Greenhouse effect, a warming of Earth’s surface and troposphere i.e. the lowest layer of the atmosphere caused by the presence of water vapour, carbon dioxide, methane, and certain other gases in the air. Of those gases, known as greenhouse gases, water vapour has the largest effect.
The atmosphere allows most of the visible light from the Sun to pass through and reach Earth’s surface. As Earth’s surface is heated by sunlight, it radiates part of this energy back toward space as infrared radiation. This radiation, unlike visible light, tends to be absorbed by the greenhouse gases in the atmosphere, raising its temperature. The heated atmosphere in turn radiates infrared radiation back toward Earth’s surface.

Some of the re-emitted energy remains within the atmosphere or returns to the surface and warms the lower atmosphere and surface. The rest of the re-emitted energy leaves the atmosphere and goes into space. The outcome of this absorption-emission process by the greenhouse gases is that less energy leaves the atmosphere than is emitted by the Earth below. Despite its name, the greenhouse effect is different from the warming in a greenhouse, where panes of glass transmit visible sunlight but hold heat inside the building by trapping warmed air.
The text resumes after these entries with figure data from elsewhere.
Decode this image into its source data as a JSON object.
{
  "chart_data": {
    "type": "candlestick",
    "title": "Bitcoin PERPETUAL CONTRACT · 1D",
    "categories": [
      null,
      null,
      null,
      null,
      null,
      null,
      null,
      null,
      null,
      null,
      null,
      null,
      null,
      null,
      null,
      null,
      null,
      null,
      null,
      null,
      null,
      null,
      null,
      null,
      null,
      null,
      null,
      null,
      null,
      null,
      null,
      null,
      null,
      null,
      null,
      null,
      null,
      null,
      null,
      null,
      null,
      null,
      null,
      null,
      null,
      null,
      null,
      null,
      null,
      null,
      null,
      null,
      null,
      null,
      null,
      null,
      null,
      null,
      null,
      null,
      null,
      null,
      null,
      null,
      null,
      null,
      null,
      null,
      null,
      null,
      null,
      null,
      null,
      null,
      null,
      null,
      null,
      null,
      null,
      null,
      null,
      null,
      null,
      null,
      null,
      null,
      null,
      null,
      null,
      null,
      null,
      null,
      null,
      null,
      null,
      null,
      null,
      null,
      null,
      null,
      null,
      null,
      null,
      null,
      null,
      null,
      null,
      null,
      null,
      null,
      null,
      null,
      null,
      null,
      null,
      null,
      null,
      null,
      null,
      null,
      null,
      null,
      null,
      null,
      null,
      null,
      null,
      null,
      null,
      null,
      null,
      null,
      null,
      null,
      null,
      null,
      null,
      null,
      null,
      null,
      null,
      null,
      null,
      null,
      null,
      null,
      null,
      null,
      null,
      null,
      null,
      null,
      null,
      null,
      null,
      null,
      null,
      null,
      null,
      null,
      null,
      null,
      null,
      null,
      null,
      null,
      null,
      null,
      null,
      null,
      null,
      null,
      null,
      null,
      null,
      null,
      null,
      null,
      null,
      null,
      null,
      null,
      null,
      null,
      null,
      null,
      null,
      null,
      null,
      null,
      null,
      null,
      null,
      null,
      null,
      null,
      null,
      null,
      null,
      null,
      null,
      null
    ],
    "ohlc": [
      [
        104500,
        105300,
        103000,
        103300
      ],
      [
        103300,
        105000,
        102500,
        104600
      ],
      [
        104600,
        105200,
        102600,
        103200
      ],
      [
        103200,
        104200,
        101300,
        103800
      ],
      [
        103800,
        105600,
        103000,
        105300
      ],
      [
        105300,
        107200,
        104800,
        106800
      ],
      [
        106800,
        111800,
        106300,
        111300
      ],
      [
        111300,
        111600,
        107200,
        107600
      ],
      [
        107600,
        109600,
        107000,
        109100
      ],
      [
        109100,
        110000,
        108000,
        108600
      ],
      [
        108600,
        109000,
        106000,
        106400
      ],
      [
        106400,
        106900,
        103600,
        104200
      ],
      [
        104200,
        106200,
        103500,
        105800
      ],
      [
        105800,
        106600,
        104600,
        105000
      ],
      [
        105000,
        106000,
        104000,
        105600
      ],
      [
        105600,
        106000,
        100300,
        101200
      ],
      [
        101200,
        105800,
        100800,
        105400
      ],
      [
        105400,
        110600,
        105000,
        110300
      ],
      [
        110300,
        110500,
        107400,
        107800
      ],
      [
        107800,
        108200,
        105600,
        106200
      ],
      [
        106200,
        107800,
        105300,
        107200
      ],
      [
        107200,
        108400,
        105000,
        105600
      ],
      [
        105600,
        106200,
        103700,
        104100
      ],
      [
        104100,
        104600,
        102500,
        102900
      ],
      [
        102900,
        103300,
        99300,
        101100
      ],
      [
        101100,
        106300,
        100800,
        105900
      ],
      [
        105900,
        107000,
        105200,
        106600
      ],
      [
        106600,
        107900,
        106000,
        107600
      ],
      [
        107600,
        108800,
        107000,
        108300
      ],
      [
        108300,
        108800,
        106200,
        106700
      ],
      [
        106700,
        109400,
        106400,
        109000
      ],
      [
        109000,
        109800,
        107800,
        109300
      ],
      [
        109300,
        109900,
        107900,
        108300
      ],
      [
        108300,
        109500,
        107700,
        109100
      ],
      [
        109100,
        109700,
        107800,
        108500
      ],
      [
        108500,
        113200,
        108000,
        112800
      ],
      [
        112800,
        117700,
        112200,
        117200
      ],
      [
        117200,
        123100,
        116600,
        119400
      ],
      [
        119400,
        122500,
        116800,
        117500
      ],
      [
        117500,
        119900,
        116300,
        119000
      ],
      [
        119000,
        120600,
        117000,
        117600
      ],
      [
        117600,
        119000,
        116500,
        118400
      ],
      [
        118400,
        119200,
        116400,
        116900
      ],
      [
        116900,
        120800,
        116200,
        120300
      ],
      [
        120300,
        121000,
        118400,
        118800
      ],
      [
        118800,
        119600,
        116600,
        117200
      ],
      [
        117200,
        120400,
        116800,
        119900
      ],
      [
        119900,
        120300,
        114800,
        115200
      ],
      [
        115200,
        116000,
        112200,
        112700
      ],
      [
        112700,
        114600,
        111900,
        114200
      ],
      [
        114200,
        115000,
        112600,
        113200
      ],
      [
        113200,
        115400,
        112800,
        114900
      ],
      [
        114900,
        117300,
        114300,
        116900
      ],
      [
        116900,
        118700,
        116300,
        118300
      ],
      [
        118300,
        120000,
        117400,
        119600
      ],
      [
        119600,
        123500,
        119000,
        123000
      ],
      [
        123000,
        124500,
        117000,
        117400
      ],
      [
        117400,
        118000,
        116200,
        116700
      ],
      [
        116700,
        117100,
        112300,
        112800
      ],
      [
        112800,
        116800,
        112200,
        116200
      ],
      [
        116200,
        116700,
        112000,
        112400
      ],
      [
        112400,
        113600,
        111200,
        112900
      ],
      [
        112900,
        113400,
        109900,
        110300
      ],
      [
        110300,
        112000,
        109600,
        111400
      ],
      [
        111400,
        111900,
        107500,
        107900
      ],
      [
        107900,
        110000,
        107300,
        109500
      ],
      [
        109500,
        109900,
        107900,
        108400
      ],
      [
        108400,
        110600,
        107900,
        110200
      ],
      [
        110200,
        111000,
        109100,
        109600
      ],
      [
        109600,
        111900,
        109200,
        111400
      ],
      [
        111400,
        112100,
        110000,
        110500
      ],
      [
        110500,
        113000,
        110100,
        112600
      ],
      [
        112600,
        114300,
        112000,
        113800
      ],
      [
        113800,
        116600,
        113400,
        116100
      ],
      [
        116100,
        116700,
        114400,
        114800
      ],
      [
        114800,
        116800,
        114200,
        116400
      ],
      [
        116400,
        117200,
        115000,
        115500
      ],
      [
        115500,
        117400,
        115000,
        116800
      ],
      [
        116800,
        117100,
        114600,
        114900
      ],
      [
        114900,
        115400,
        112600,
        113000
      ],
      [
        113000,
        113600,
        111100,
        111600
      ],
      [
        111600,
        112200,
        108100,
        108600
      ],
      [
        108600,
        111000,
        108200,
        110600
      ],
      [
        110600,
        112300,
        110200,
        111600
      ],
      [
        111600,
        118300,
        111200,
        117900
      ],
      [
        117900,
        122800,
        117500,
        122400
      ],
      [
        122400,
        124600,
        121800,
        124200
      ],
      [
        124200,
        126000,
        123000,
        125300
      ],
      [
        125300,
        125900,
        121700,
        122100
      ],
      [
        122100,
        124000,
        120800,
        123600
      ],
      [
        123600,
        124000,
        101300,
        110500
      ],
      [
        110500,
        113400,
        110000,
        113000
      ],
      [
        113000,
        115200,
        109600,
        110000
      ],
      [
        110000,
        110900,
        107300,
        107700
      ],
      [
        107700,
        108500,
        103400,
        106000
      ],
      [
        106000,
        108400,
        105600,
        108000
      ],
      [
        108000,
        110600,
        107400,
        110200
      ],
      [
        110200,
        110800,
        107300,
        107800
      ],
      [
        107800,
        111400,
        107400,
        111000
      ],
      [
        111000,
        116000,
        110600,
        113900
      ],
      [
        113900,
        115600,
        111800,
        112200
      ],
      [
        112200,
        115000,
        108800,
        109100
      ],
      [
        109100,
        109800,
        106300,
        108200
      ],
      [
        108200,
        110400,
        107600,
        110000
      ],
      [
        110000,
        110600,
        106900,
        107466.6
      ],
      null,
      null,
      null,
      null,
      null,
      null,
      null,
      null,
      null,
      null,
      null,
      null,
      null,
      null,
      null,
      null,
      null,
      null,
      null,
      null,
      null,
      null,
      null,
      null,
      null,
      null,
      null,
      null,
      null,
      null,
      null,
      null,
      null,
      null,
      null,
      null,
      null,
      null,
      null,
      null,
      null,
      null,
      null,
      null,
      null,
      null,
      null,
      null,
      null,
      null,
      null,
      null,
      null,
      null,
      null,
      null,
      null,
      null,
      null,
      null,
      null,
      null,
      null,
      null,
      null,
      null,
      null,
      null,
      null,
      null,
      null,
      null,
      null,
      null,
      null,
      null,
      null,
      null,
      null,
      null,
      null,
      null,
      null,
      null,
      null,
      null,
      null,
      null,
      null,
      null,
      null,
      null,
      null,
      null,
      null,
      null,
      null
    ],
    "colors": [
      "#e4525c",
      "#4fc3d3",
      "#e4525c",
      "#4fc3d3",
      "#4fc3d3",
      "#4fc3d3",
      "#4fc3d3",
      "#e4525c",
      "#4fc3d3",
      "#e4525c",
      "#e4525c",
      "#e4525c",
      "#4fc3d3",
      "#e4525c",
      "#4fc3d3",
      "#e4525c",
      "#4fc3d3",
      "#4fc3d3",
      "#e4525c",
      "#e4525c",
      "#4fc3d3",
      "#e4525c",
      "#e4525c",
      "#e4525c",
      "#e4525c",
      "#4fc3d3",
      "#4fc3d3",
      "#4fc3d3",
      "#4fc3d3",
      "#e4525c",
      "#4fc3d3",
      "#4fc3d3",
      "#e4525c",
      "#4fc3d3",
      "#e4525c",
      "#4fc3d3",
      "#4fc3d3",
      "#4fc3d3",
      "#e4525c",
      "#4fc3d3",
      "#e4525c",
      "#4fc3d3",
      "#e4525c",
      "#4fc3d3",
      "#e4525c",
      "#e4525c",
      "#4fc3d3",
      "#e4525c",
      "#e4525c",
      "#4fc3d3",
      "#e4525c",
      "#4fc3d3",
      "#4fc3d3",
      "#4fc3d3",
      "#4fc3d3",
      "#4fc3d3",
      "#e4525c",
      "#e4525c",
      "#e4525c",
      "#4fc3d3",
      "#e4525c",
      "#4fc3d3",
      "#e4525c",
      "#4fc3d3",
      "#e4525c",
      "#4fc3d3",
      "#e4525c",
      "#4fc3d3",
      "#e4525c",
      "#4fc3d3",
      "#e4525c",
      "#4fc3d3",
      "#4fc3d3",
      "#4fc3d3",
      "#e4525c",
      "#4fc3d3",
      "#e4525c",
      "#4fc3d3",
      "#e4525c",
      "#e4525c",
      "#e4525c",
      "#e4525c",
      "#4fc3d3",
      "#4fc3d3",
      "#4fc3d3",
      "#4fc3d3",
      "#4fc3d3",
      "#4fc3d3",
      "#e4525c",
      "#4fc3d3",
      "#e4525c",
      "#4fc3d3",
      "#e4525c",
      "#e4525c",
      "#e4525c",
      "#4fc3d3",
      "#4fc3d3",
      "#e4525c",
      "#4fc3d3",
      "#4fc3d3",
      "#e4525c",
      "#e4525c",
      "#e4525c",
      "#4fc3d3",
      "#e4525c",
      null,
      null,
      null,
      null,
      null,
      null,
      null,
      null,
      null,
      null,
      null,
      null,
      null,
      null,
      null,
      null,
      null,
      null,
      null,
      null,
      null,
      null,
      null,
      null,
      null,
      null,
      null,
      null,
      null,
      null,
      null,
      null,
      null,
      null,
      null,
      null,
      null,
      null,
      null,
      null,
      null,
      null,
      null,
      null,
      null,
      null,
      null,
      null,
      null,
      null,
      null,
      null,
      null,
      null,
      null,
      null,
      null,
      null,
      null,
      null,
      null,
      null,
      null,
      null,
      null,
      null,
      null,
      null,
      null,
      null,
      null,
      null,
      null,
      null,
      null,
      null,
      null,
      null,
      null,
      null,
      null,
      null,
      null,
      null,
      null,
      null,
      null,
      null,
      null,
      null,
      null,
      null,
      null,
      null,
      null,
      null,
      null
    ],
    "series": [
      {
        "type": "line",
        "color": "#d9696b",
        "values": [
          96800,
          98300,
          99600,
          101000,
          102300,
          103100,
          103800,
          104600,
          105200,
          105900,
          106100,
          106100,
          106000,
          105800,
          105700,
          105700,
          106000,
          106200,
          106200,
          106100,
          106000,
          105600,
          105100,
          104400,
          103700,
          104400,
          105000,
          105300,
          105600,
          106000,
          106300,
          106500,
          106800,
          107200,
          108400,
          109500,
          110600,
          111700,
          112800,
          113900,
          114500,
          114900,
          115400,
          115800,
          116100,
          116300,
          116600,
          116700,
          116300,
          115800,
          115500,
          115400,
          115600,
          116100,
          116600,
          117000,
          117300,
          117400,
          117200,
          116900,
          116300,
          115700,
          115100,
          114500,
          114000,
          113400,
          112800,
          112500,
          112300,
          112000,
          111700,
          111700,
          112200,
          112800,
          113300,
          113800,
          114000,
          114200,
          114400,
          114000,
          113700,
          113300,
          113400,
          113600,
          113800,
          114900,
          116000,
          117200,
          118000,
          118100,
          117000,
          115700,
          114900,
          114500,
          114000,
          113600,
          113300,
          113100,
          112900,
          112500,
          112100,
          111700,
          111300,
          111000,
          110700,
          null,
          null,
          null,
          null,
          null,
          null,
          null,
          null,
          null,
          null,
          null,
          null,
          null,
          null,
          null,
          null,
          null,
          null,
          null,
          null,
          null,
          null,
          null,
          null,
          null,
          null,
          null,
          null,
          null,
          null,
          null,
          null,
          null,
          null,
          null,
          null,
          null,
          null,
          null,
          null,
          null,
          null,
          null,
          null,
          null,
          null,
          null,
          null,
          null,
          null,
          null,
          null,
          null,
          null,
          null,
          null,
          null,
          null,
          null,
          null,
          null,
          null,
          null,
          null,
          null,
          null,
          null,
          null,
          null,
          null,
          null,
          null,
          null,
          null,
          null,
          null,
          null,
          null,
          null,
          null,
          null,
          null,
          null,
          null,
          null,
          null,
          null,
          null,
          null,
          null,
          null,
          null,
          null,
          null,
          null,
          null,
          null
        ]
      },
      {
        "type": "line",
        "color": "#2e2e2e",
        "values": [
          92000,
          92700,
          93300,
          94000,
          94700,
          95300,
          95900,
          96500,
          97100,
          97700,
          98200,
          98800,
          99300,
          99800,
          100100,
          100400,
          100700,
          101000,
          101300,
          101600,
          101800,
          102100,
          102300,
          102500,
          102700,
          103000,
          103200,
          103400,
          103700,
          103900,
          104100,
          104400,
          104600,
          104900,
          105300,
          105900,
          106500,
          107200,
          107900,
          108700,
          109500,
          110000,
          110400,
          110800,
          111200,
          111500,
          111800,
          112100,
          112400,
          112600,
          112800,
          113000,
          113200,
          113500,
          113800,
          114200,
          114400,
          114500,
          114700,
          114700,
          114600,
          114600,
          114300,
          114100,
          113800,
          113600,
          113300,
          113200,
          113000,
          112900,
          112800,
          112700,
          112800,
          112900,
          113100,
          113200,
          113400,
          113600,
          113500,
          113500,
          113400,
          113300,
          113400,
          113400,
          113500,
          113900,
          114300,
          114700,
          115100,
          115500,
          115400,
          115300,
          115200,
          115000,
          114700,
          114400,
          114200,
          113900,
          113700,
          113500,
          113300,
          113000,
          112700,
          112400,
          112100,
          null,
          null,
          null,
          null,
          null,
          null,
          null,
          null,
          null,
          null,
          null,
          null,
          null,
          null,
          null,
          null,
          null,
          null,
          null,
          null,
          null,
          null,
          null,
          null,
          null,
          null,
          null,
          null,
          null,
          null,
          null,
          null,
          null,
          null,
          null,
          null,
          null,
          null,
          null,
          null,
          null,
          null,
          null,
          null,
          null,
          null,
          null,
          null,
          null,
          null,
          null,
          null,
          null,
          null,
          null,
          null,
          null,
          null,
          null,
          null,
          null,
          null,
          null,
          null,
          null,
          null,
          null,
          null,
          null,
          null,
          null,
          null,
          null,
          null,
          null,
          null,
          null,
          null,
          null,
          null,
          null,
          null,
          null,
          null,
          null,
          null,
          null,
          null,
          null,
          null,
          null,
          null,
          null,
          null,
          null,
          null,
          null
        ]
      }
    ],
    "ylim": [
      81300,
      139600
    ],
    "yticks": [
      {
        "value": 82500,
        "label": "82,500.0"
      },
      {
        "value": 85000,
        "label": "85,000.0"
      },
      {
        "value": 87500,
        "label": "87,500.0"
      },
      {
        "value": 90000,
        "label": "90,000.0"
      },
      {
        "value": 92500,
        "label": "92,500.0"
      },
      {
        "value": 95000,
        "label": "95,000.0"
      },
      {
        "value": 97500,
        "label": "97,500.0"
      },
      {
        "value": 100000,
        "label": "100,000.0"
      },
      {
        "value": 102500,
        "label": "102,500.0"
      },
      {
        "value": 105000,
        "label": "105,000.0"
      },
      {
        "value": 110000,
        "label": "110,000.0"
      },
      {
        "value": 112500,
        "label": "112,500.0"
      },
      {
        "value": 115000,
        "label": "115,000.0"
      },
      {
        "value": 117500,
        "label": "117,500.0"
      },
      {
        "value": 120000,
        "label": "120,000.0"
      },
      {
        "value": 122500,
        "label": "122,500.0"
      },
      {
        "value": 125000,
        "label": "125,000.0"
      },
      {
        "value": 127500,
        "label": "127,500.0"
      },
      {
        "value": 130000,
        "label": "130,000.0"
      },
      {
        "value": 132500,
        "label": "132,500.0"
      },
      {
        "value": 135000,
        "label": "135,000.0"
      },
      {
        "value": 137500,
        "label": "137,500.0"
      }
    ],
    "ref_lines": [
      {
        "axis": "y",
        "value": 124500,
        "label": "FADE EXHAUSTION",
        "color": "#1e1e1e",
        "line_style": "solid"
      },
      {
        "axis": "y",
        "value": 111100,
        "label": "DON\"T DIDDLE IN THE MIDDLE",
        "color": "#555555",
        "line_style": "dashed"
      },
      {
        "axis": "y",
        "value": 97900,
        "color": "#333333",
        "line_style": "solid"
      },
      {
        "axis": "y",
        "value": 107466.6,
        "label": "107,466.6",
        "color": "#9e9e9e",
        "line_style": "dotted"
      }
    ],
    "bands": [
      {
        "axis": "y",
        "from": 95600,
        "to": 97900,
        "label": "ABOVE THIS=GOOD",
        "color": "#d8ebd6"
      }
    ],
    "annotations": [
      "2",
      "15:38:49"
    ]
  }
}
The increased amounts of greenhouse gases human activities are adding to the atmosphere have upset the balance that has been in place since the end of the last ice age. Adding more greenhouse gases decreases the amount of infrared radiation energy leaving the atmosphere. To get the energy back in balance, the surface of the Earth has to warm up, so that it will emit more infrared energy, some of which will leave the atmosphere and compensate for the effect of the added greenhouse gases. Thus, the greenhouse effect, which is essential for creating the climate for life on Earth, is also responsible for the Earth getting warmer than it was before we started burning large amounts of fossil fuels.